A big dinner with friends is a great opportunity to try new makes and varieties of wine. You want to find versatile, food-friendly wines that don't cost a bunch of money. Choose a wide range of styles, too, to please every palate (if you don't like one, someone else will!). Look for some inexpensive bubbly, whites that balance fleshiness and strong acidity, a bright and dry rosé, and soft reds that are mild on tannin and oak. Let your favourite retailer guide the way, and commit to trying out new grapes. (Grignolino? Trousseau? Greco? Yes, please!)
At a restaurant
Can you pair a few glasses to go with our meal?
A restaurant is the place to get schooled on classic food and wine pairing. These rules are largely based on the structure of a wine: the non-flavour components that define it (like tannin, acid, sweetness and alcohol). Acid needs acid (tomato sauce and Chianti Classico); fat can be cut by tannin (steak and cabernet) or sugar (foie gras and Sauternes); richness in food needs to be matched by body and cut by acid (caviar and Champagne, lobster and chardonnay); saltiness can be cut with alcohol (olives and sherry, blue cheese and port); the list goes on… Next time you're out to eat, ask your sommelier to pair a half-glass of wine with each of your courses, and watch the magic unfold.
At a winery
When should we drink your wine?
Sometimes you already have the wine, and want to match it with the right food or occasion.
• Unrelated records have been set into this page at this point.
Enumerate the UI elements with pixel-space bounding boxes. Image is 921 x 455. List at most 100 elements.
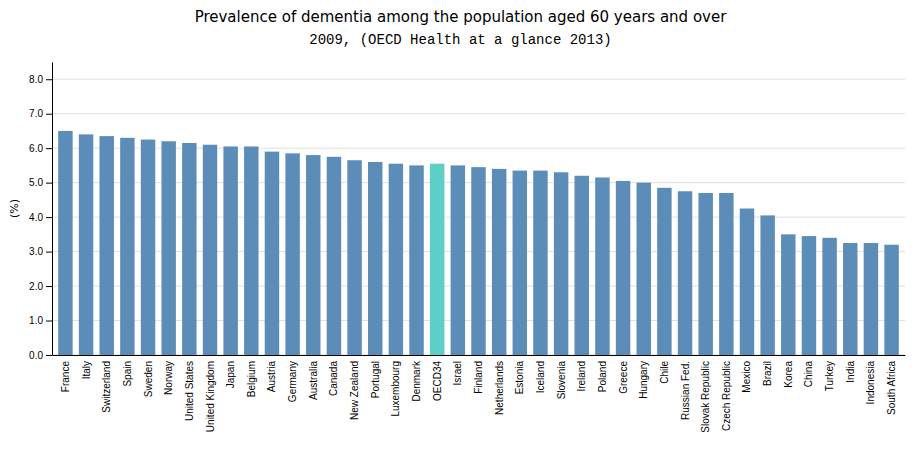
bar bbox=[822, 238, 836, 355]
x-tick: Chile bbox=[659, 361, 670, 384]
x-tick-label: New Zealand bbox=[349, 361, 360, 420]
bar bbox=[182, 143, 196, 355]
x-tick-label: United Kingdom bbox=[205, 361, 216, 432]
y-tick-mark bbox=[46, 252, 52, 253]
y-tick: 7.0 bbox=[29, 108, 52, 119]
x-tick: Japan bbox=[225, 361, 236, 388]
y-axis: 0.01.02.03.04.05.06.07.08.0 bbox=[29, 63, 52, 361]
y-tick-label: 6.0 bbox=[29, 143, 43, 154]
y-tick-mark bbox=[46, 79, 52, 80]
bar bbox=[306, 155, 320, 355]
x-tick-label: Russian Fed. bbox=[680, 361, 691, 420]
x-tick: Iceland bbox=[535, 361, 546, 393]
x-tick-label: Hungary bbox=[638, 361, 649, 399]
bar bbox=[533, 171, 547, 355]
grid bbox=[52, 79, 905, 355]
x-tick: Belgium bbox=[246, 361, 257, 397]
bar bbox=[760, 215, 774, 355]
x-tick-label: Indonesia bbox=[865, 361, 876, 405]
x-tick: Czech Republic bbox=[721, 361, 732, 431]
bar bbox=[678, 191, 692, 355]
x-tick: Spain bbox=[122, 361, 133, 387]
y-axis-line bbox=[52, 63, 53, 356]
x-tick: South Africa bbox=[886, 361, 897, 415]
title: Prevalence of dementia among the populat… bbox=[195, 8, 728, 26]
y-tick: 5.0 bbox=[29, 177, 52, 188]
x-tick: Hungary bbox=[638, 361, 649, 399]
y-tick-mark bbox=[46, 286, 52, 287]
bar bbox=[430, 164, 444, 355]
bar bbox=[719, 193, 733, 355]
x-tick: Portugal bbox=[370, 361, 381, 398]
bar bbox=[389, 164, 403, 355]
y-tick-mark bbox=[46, 148, 52, 149]
x-tick-label: France bbox=[60, 361, 71, 393]
x-tick-label: South Africa bbox=[886, 361, 897, 415]
x-tick: Korea bbox=[783, 361, 794, 388]
grid-line bbox=[52, 148, 905, 149]
bar bbox=[657, 188, 671, 355]
x-tick-label: Portugal bbox=[370, 361, 381, 398]
bar bbox=[285, 153, 299, 355]
x-tick-label: United States bbox=[184, 361, 195, 421]
bar bbox=[781, 234, 795, 355]
x-tick: Ireland bbox=[576, 361, 587, 392]
y-tick-label: 8.0 bbox=[29, 74, 43, 85]
y-tick: 1.0 bbox=[29, 315, 52, 326]
x-tick-label: Korea bbox=[783, 361, 794, 388]
y-tick: 6.0 bbox=[29, 143, 52, 154]
x-tick-label: Poland bbox=[597, 361, 608, 392]
y-tick-mark bbox=[46, 355, 52, 356]
x-tick: Denmark bbox=[411, 360, 422, 402]
y-tick: 3.0 bbox=[29, 246, 52, 257]
y-tick-mark bbox=[46, 217, 52, 218]
y-tick-label: 7.0 bbox=[29, 108, 43, 119]
bars bbox=[58, 131, 899, 355]
x-tick-label: Netherlands bbox=[494, 361, 505, 415]
y-tick-label: 4.0 bbox=[29, 212, 43, 223]
bar bbox=[554, 172, 568, 355]
y-tick: 8.0 bbox=[29, 74, 52, 85]
x-tick-label: China bbox=[803, 361, 814, 388]
bar bbox=[884, 245, 898, 355]
x-axis: FranceItalySwitzerlandSpainSwedenNorwayU… bbox=[53, 356, 906, 433]
bar bbox=[616, 181, 630, 355]
bar bbox=[100, 136, 114, 355]
x-tick-label: Italy bbox=[81, 361, 92, 379]
bar bbox=[513, 171, 527, 355]
bar bbox=[575, 176, 589, 355]
x-tick-label: Turkey bbox=[824, 361, 835, 391]
bar bbox=[79, 134, 93, 355]
x-tick-label: Mexico bbox=[741, 361, 752, 393]
x-tick-label: Germany bbox=[287, 361, 298, 402]
x-tick: Netherlands bbox=[494, 361, 505, 415]
x-tick-label: Australia bbox=[308, 361, 319, 400]
x-tick: Finland bbox=[473, 361, 484, 394]
x-tick-label: Slovak Republic bbox=[700, 361, 711, 433]
x-tick-label: Czech Republic bbox=[721, 361, 732, 431]
y-axis-title: (%) bbox=[8, 199, 21, 218]
y-tick-label: 2.0 bbox=[29, 281, 43, 292]
bar bbox=[223, 146, 237, 355]
x-tick-label: Ireland bbox=[576, 361, 587, 392]
x-tick: Germany bbox=[287, 361, 298, 402]
chart: Prevalence of dementia among the populat… bbox=[0, 0, 921, 455]
x-tick: Australia bbox=[308, 361, 319, 400]
bar bbox=[864, 243, 878, 355]
bar bbox=[244, 146, 258, 355]
x-tick-label: Luxembourg bbox=[390, 361, 401, 417]
bar bbox=[451, 165, 465, 355]
bar bbox=[740, 209, 754, 356]
x-tick: Indonesia bbox=[865, 361, 876, 405]
bar bbox=[802, 236, 816, 355]
x-tick-label: Sweden bbox=[143, 361, 154, 397]
x-tick-label: Iceland bbox=[535, 361, 546, 393]
x-tick-label: India bbox=[845, 361, 856, 383]
x-tick: France bbox=[60, 361, 71, 393]
x-tick-label: Denmark bbox=[411, 360, 422, 402]
y-tick-mark bbox=[46, 183, 52, 184]
x-tick: United States bbox=[184, 361, 195, 421]
x-tick: Poland bbox=[597, 361, 608, 392]
grid-line bbox=[52, 113, 905, 114]
x-tick-label: Greece bbox=[618, 361, 629, 394]
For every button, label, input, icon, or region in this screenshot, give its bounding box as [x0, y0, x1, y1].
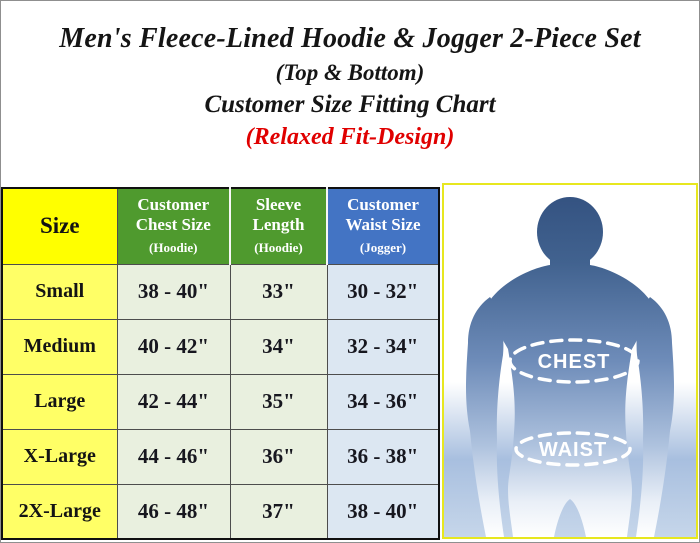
sleeve-cell: 33": [229, 263, 328, 320]
waist-label: WAIST: [539, 439, 607, 461]
chest-cell: 38 - 40": [116, 263, 231, 320]
table-row-xlarge: X-Large 44 - 46" 36" 36 - 38": [1, 428, 440, 485]
waist-header-line2: Waist Size: [345, 214, 421, 234]
sleeve-cell: 35": [229, 373, 328, 430]
table-row-medium: Medium 40 - 42" 34" 32 - 34": [1, 318, 440, 375]
chest-label: CHEST: [538, 351, 611, 373]
sleeve-cell: 36": [229, 428, 328, 485]
waist-cell: 32 - 34": [326, 318, 440, 375]
waist-cell: 38 - 40": [326, 483, 440, 540]
waist-measure-ellipse: [514, 431, 632, 467]
chest-cell: 44 - 46": [116, 428, 231, 485]
table-row-small: Small 38 - 40" 33" 30 - 32": [1, 263, 440, 320]
table-row-2xlarge: 2X-Large 46 - 48" 37" 38 - 40": [1, 483, 440, 540]
sleeve-cell: 34": [229, 318, 328, 375]
size-cell: Medium: [1, 318, 118, 375]
waist-header-line1: Customer: [347, 194, 419, 214]
column-header-chest: Customer Chest Size (Hoodie): [116, 187, 231, 265]
page-title: Men's Fleece-Lined Hoodie & Jogger 2-Pie…: [59, 23, 641, 54]
sleeve-header-line2: Length: [252, 214, 305, 234]
size-chart-table: Size Customer Chest Size (Hoodie) Sleeve…: [1, 187, 440, 540]
subtitle-fitting-chart: Customer Size Fitting Chart: [204, 91, 496, 118]
size-cell: Small: [1, 263, 118, 320]
waist-header-sub: (Jogger): [359, 239, 407, 255]
sleeve-cell: 37": [229, 483, 328, 540]
body-torso: [488, 265, 652, 537]
column-header-waist: Customer Waist Size (Jogger): [326, 187, 440, 265]
chest-measure-ellipse: [508, 338, 640, 384]
chest-header-line2: Chest Size: [135, 214, 211, 234]
body-diagram-panel: CHEST WAIST: [442, 183, 698, 539]
title-block: Men's Fleece-Lined Hoodie & Jogger 2-Pie…: [1, 20, 699, 153]
body-left-arm: [466, 297, 504, 537]
sleeve-header-line1: Sleeve: [255, 194, 302, 214]
chest-cell: 40 - 42": [116, 318, 231, 375]
chest-header-line1: Customer: [137, 194, 210, 214]
sleeve-header-sub: (Hoodie): [254, 239, 303, 255]
subtitle-top-bottom: (Top & Bottom): [275, 60, 425, 85]
size-cell: 2X-Large: [1, 483, 118, 540]
subtitle-relaxed-fit: (Relaxed Fit-Design): [245, 124, 455, 150]
body-silhouette-figure: CHEST WAIST: [466, 197, 674, 537]
chest-cell: 46 - 48": [116, 483, 231, 540]
waist-cell: 36 - 38": [326, 428, 440, 485]
table-header-row: Size Customer Chest Size (Hoodie) Sleeve…: [1, 187, 440, 265]
column-header-sleeve: Sleeve Length (Hoodie): [229, 187, 328, 265]
waist-cell: 30 - 32": [326, 263, 440, 320]
column-header-size: Size: [1, 187, 118, 265]
body-right-arm: [636, 297, 674, 537]
size-cell: X-Large: [1, 428, 118, 485]
waist-cell: 34 - 36": [326, 373, 440, 430]
chest-cell: 42 - 44": [116, 373, 231, 430]
table-row-large: Large 42 - 44" 35" 34 - 36": [1, 373, 440, 430]
chest-header-sub: (Hoodie): [149, 239, 198, 255]
size-cell: Large: [1, 373, 118, 430]
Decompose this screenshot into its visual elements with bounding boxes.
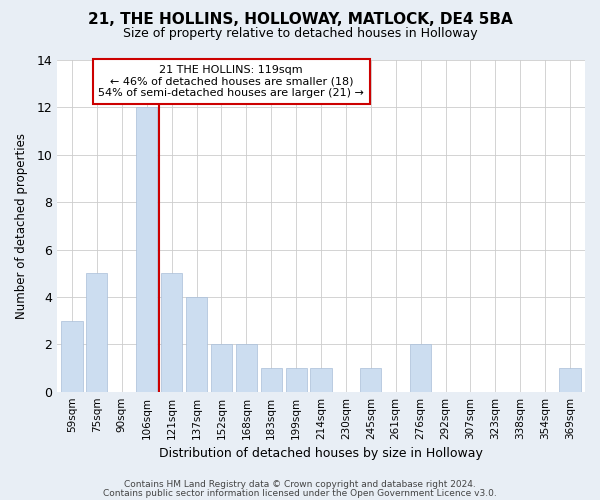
Text: Contains public sector information licensed under the Open Government Licence v3: Contains public sector information licen…	[103, 489, 497, 498]
Bar	[260, 368, 282, 392]
Y-axis label: Number of detached properties: Number of detached properties	[15, 133, 28, 319]
Bar	[286, 368, 307, 392]
Bar	[161, 273, 182, 392]
X-axis label: Distribution of detached houses by size in Holloway: Distribution of detached houses by size …	[159, 447, 483, 460]
Bar	[310, 368, 332, 392]
Text: 21 THE HOLLINS: 119sqm
← 46% of detached houses are smaller (18)
54% of semi-det: 21 THE HOLLINS: 119sqm ← 46% of detached…	[98, 65, 364, 98]
Bar	[61, 320, 83, 392]
Bar	[136, 108, 157, 392]
Bar	[236, 344, 257, 392]
Text: Size of property relative to detached houses in Holloway: Size of property relative to detached ho…	[122, 28, 478, 40]
Bar	[86, 273, 107, 392]
Bar	[559, 368, 581, 392]
Bar	[410, 344, 431, 392]
Bar	[360, 368, 382, 392]
Text: Contains HM Land Registry data © Crown copyright and database right 2024.: Contains HM Land Registry data © Crown c…	[124, 480, 476, 489]
Bar	[186, 297, 207, 392]
Bar	[211, 344, 232, 392]
Text: 21, THE HOLLINS, HOLLOWAY, MATLOCK, DE4 5BA: 21, THE HOLLINS, HOLLOWAY, MATLOCK, DE4 …	[88, 12, 512, 28]
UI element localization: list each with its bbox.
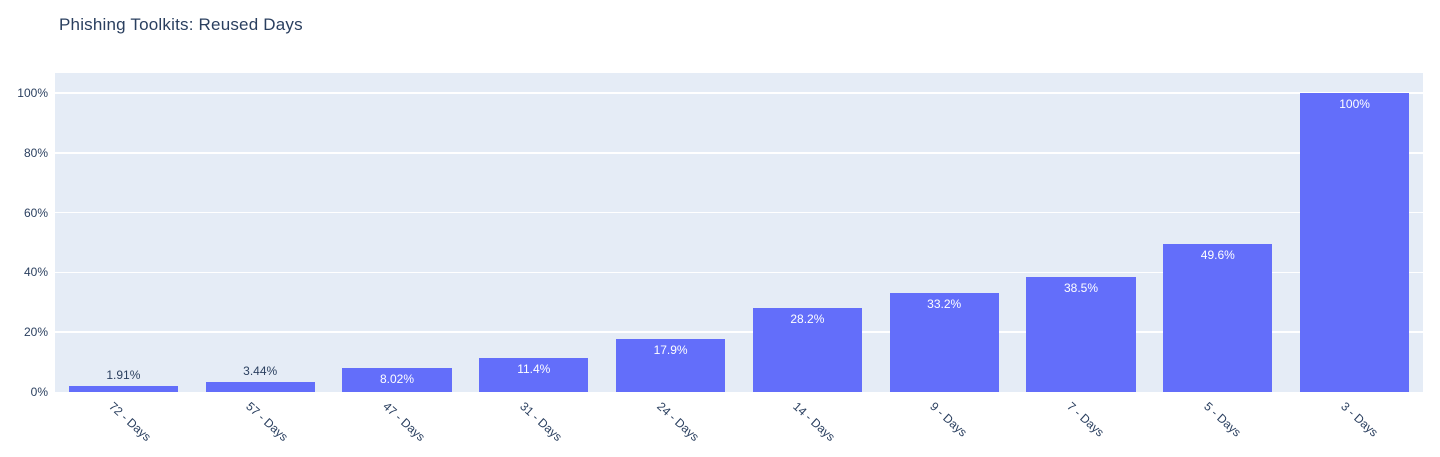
x-tick-label: 5 - Days bbox=[1201, 399, 1244, 440]
x-tick-label: 47 - Days bbox=[380, 399, 428, 445]
bar-value-label: 3.44% bbox=[243, 363, 278, 378]
bar-value-label: 38.5% bbox=[1063, 280, 1098, 295]
bar[interactable] bbox=[889, 292, 999, 392]
bar[interactable] bbox=[1299, 93, 1410, 392]
bar-value-label: 49.6% bbox=[1200, 247, 1235, 262]
bar[interactable] bbox=[615, 338, 726, 392]
x-tick-label: 3 - Days bbox=[1337, 399, 1381, 440]
bar-value-label: 33.2% bbox=[927, 296, 962, 311]
bar[interactable] bbox=[1026, 276, 1136, 392]
plot-area: 1.91% 3.44% 8.02% 11.4% 17.9% 28.2% 33.2% 38.5%… bbox=[55, 73, 1423, 392]
bar-value-label: 100% bbox=[1339, 97, 1370, 111]
x-tick-label: 31 - Days bbox=[517, 399, 565, 445]
bar[interactable] bbox=[1163, 243, 1273, 392]
gridline bbox=[55, 211, 1423, 214]
bar-value-label: 1.91% bbox=[106, 368, 141, 383]
y-tick-label: 100% bbox=[17, 86, 48, 101]
gridline bbox=[55, 92, 1423, 94]
y-tick-label: 0% bbox=[30, 385, 48, 399]
bar[interactable] bbox=[752, 307, 863, 392]
bar-value-label: 17.9% bbox=[653, 342, 688, 357]
bar[interactable] bbox=[479, 357, 589, 392]
bar[interactable] bbox=[205, 381, 315, 392]
x-tick-label: 9 - Days bbox=[927, 399, 971, 440]
x-tick-label: 14 - Days bbox=[790, 399, 839, 445]
gridline bbox=[55, 152, 1423, 154]
y-tick-label: 40% bbox=[23, 265, 48, 280]
x-tick-label: 7 - Days bbox=[1064, 399, 1107, 440]
bar-value-label: 28.2% bbox=[790, 311, 825, 326]
chart-title: Phishing Toolkits: Reused Days bbox=[59, 15, 303, 34]
gridline bbox=[55, 331, 1423, 333]
x-tick-label: 57 - Days bbox=[243, 399, 292, 445]
bar[interactable] bbox=[342, 368, 452, 392]
x-tick-label: 24 - Days bbox=[653, 399, 702, 445]
y-tick-label: 80% bbox=[23, 145, 48, 160]
y-tick-label: 20% bbox=[23, 325, 48, 340]
bar-value-label: 8.02% bbox=[379, 372, 414, 386]
x-tick-label: 72 - Days bbox=[106, 399, 155, 445]
gridline bbox=[55, 271, 1423, 274]
bar[interactable] bbox=[68, 386, 179, 392]
bar-value-label: 11.4% bbox=[517, 361, 551, 376]
y-tick-label: 60% bbox=[23, 205, 48, 220]
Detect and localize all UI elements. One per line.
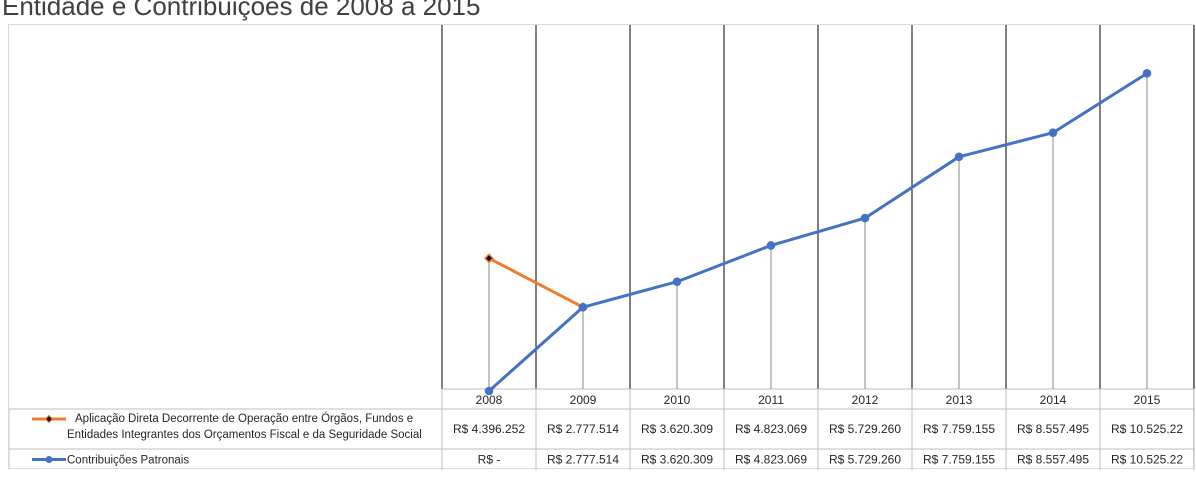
data-table-cell: R$ 10.525.22 [1111, 453, 1183, 467]
line-chart: 2008 2009 2010 2011 2012 2013 2014 2015 Aplicaçã… [9, 25, 1195, 470]
legend-label: Contribuições Patronais [67, 455, 189, 467]
series-line [488, 256, 584, 309]
data-table-cell: R$ 4.396.252 [453, 422, 525, 436]
data-table-cell: R$ 2.777.514 [547, 422, 619, 436]
data-table-cell: R$ 5.729.260 [829, 453, 901, 467]
data-point [1048, 128, 1058, 138]
data-point [1142, 69, 1152, 78]
data-point [766, 241, 776, 250]
x-tick-label: 2009 [570, 393, 597, 407]
x-tick-label: 2013 [946, 393, 973, 407]
legend-label: Entidades Integrantes dos Orçamentos Fis… [67, 429, 422, 441]
data-table-cell: R$ 3.620.309 [641, 453, 713, 467]
x-tick-label: 2012 [852, 393, 879, 407]
data-table-cell: R$ 4.823.069 [735, 453, 807, 467]
x-tick-label: 2008 [476, 393, 503, 407]
data-point [860, 213, 870, 223]
data-table-cell: R$ 4.823.069 [735, 422, 807, 436]
data-point [483, 253, 495, 264]
x-tick-label: 2011 [758, 393, 784, 407]
data-point [672, 277, 682, 287]
x-tick-label: 2010 [664, 393, 691, 407]
x-tick-label: 2015 [1134, 393, 1161, 407]
data-table-cell: R$ 2.777.514 [547, 453, 619, 467]
chart-area: 2008 2009 2010 2011 2012 2013 2014 2015 Aplicaçã… [8, 24, 1195, 470]
data-point [484, 386, 494, 396]
x-tick-label: 2014 [1040, 393, 1067, 407]
data-table-cell: R$ 7.759.155 [923, 422, 995, 436]
data-table-cell: R$ 7.759.155 [923, 453, 995, 467]
data-table-cell: R$ 10.525.22 [1111, 422, 1183, 436]
data-point [954, 152, 964, 162]
data-table-cell: R$ 8.557.495 [1017, 453, 1089, 467]
legend-label: Aplicação Direta Decorrente de Operação … [75, 412, 413, 425]
chart-title: Entidade e Contribuições de 2008 a 2015 [2, 0, 481, 21]
data-point [578, 302, 588, 312]
data-table-cell: R$ 3.620.309 [641, 422, 713, 436]
data-table-cell: R$ - [478, 453, 501, 467]
data-table-cell: R$ 8.557.495 [1017, 422, 1089, 436]
data-table-cell: R$ 5.729.260 [829, 422, 901, 436]
series-line [488, 72, 1148, 393]
legend-marker-key [44, 414, 54, 424]
legend-marker-key [45, 456, 53, 463]
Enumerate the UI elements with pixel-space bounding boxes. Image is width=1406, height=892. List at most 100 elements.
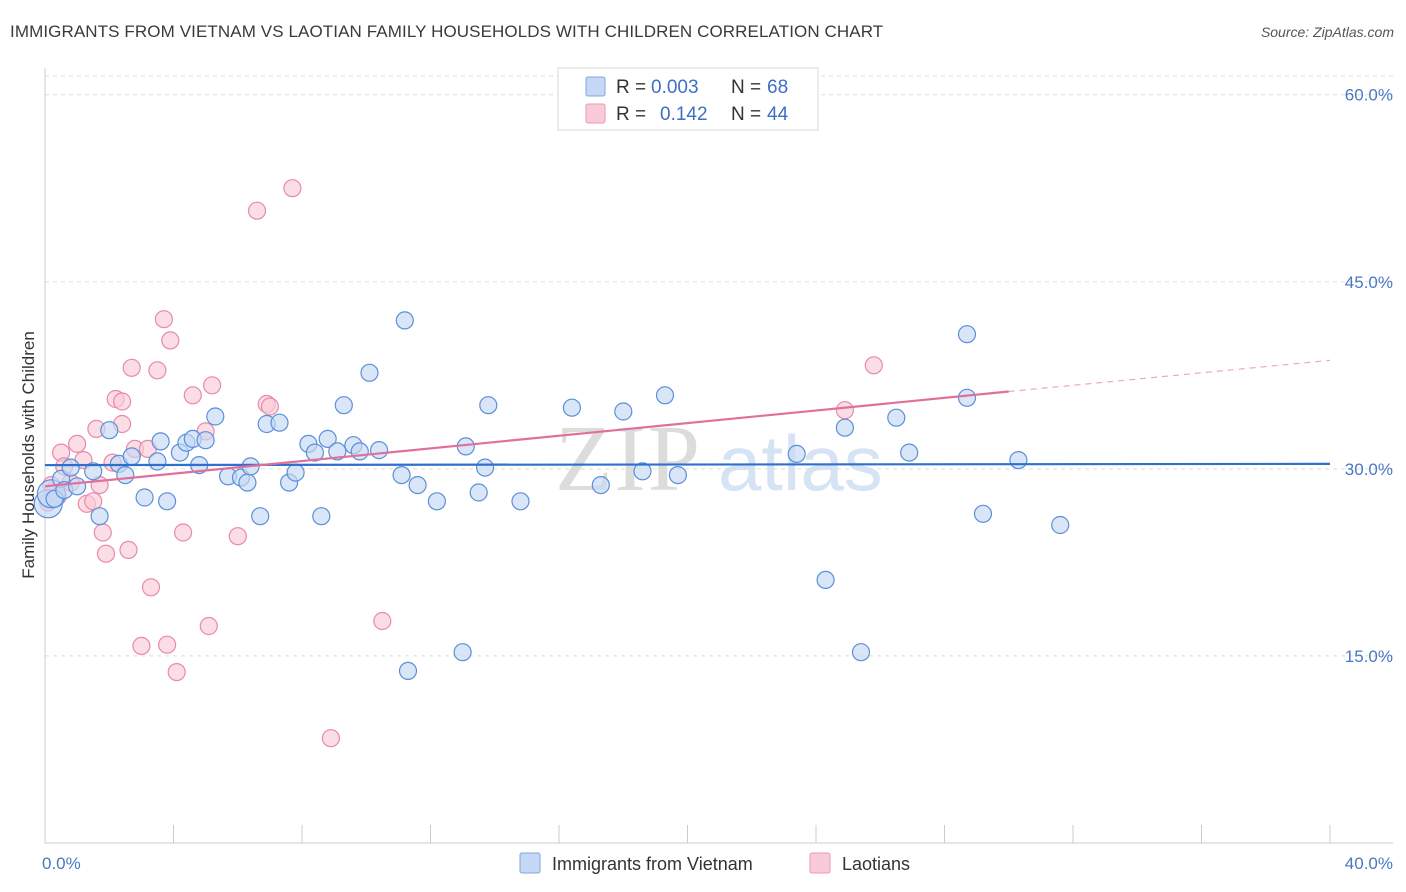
point-vietnam-69 (1051, 515, 1070, 535)
point-vietnam-14 (148, 452, 167, 471)
legend-r-label-vietnam: R = (616, 77, 646, 98)
source-credit: Source: ZipAtlas.com (1260, 24, 1394, 40)
trend-lines (44, 359, 1331, 488)
point-laotians-5 (67, 434, 87, 453)
point-vietnam-40 (360, 363, 379, 382)
point-vietnam-46 (427, 492, 446, 511)
legend-r-label-laotians: R = (616, 104, 646, 125)
point-laotians-29 (183, 386, 202, 405)
point-vietnam-8 (90, 507, 109, 526)
trend-line-laotians-extension (1008, 359, 1331, 393)
point-vietnam-25 (238, 473, 257, 492)
point-vietnam-12 (122, 447, 141, 466)
point-vietnam-60 (816, 570, 835, 590)
point-vietnam-67 (973, 504, 993, 523)
axes (44, 68, 1393, 844)
legend-swatch-laotians (585, 103, 606, 124)
point-vietnam-34 (312, 507, 331, 526)
legend-swatch-vietnam (585, 76, 606, 97)
point-laotians-25 (158, 635, 177, 654)
point-vietnam-66 (957, 388, 977, 407)
point-vietnam-57 (655, 386, 675, 405)
point-laotians-39 (373, 611, 392, 631)
point-vietnam-52 (511, 492, 530, 511)
point-laotians-24 (154, 310, 173, 329)
point-vietnam-49 (469, 483, 488, 502)
point-vietnam-9 (100, 421, 119, 440)
point-laotians-38 (321, 729, 340, 748)
point-vietnam-62 (851, 643, 871, 662)
legend-r-value-vietnam: 0.003 (651, 77, 699, 98)
point-vietnam-33 (305, 443, 324, 462)
point-vietnam-29 (270, 413, 289, 432)
y-tick-label-15: 15.0% (1345, 647, 1393, 666)
point-vietnam-56 (633, 462, 652, 481)
point-laotians-31 (199, 616, 218, 636)
point-laotians-32 (203, 376, 222, 395)
legend-n-value-laotians: 44 (767, 104, 789, 125)
point-vietnam-61 (835, 418, 855, 437)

A winery will be able to tell you how best to match their wine with food. Do not be afraid to ask when you buy. The occasion you plan to drink it on is just as important, though. That special bottle of syrah you got on your honeymoon to the Northern Rhone would be perfect with a burger, but you may not want to crack it open at a barbecue and watch it be guzzled down in plastic cups by your neighbours. Classify your purchases by "I want a taste", "I want a glass", and "I want half the bottle (and may even fight you for more!)", and stick to opening them when appropriate.